N'est-ce pas, en ce temps de changement climatique, l'allégorie de la patriarchy cherchant à supprimer le printemps ?
La patriarchy  sous les traits d'une femme qui empoisonne les pommes et veut mettre fin aux cycles naturels parce qu'ils ne se soumettent pas à sa domination ?
La père-version du mythe de Cérès et Proserpine fait des femmes entre elles des ennemies mortelles et des hommes les gardes du corps féminin fécondable. Un chasseur, sept nains, un prince, neuf mecs pour soustraire une jeune fille à une domination féminine. Ok, la fille qui veut échapper au matriarcat doit faire la bonniche pour huit personnes et s'occuper de l'hygiène de mâles pourtant adultes mais n'est-ce pas là son rôle "naturel", poils aux aisselles ?
Et c'est la femme pas jeune que l'on fait passer pour la cannibale de service, mangeuse de coeur humain (alors que dans la mythologie grecque c'est le vieillard Saturne qui dévore son fils). De plus, telle l'industriel Monsanto, elle va jusqu'à empoisonner les pommes.
Le patriarcat invente la mère qui cherche sa fille non parce qu'elle veut la ramener de l'empire des morts où UN HOMME l'a emportée mais parce qu'elle veut sa mort. Ainsi il camoufle le meurtre que lui même a accompli.
Diffamation des femmes.
Le père-vers s'est fabriqué une fausse coupable.
L'enlèvement de Proserpine par Vulcain, divinité souterraine masculine, et représentation du Vieil Hiver, est rayé de la narration. Vulcain est éclaté en sept inoffensifs petits vieux réduits à de gentils hébergeurs d'une adolescente en fuite pour cause de problèmes familiaux générés par la seule mère illégitime "affreusement" dominatrice (une sorcière, quoi).


Mais l'empire industriel Disney est récent. On apprend par Anatole France, qu'avant les deux guerres mondiales qui ont décimé à 90% et intentionnellement la paysannerie pour consolider l'installation de l'industrialisation, il subsistait un culte à Cérès ! Le massacre de la paysannerie l'aura plus efficacement éradiqué que l'Église.
D'ailleurs d'Anatole France nous tenons cette citation : "on croit mourir pour la patrie ; on meurt pour des industriels" dont l'industriel Disney qui assurait la propagande guerrière.
Pendant toute la durée de la 2e GM, la fabrique Disney a produit plus de 68 heures de films.
Le père-vers qui domina le siècle des guerres mondiales adorait, tiens donc, le "Blanche-Neige" de Disney. Mais Blanche-Neige, , elle commence à en avoir vraiment par-dessus le ruban à noeud-noeud.
Actualisation du 25.7.18 : j'ai appris hier la mort d'Oksana Chatchko, co-fondatrice de Femen et pour moi la meilleure de ce mouvement hétéroclite.
Cela me rendait heureuse de savoir qu'elle existait. Sa mort me frappe d'autant plus durement. Je n'arrive pas à croire qu'une personnalité aussi riche et précieuse ait pu ainsi se donner la mort. Cette disparition plus que soudaine représente une perte énorme pour le féminisme.

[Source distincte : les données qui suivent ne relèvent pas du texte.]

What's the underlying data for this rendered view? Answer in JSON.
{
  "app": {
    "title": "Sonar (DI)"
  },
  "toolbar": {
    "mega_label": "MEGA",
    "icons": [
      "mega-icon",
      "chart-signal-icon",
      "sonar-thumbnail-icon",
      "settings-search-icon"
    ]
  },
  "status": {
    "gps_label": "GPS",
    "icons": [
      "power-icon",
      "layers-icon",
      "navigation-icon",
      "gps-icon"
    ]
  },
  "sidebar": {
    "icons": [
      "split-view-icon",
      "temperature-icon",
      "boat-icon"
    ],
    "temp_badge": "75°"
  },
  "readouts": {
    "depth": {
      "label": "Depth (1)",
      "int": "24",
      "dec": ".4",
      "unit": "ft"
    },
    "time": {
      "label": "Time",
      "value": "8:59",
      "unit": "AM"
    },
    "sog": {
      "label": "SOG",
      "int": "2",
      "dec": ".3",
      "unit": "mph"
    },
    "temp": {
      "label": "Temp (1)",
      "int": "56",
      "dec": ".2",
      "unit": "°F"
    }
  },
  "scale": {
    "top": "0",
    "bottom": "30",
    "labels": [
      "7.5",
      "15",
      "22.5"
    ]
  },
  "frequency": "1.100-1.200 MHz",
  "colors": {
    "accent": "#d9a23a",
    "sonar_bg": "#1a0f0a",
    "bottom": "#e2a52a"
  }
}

Oksana était comme le retour du printemps du féminisme. La divine, divinité, déesse Oksana Chatchko a été, semble t-il, comme Proserpine enlevée par le machisme et conduite dans le royaume des mortes d'où elle ne reviendra jamais, pas plus que ne reviendra le printemps tué par l'industrie et les industriels.

Rest in Power.

*À propos d'Anatole France, je précise que je ne le considère pas du tout comme un auteur pro-féministe, bien au contraire. Il est misogyne, enfatué et bigot. Mais les plus grands phallocrates peuvent laisser entrevoir sans le faire exprès dans leurs écrits ce monde qu'ils ont détruit, la manière dont ils l'ont détruit et à quoi il ressemblait AVANT. 
Comme une sorte de nostalgie.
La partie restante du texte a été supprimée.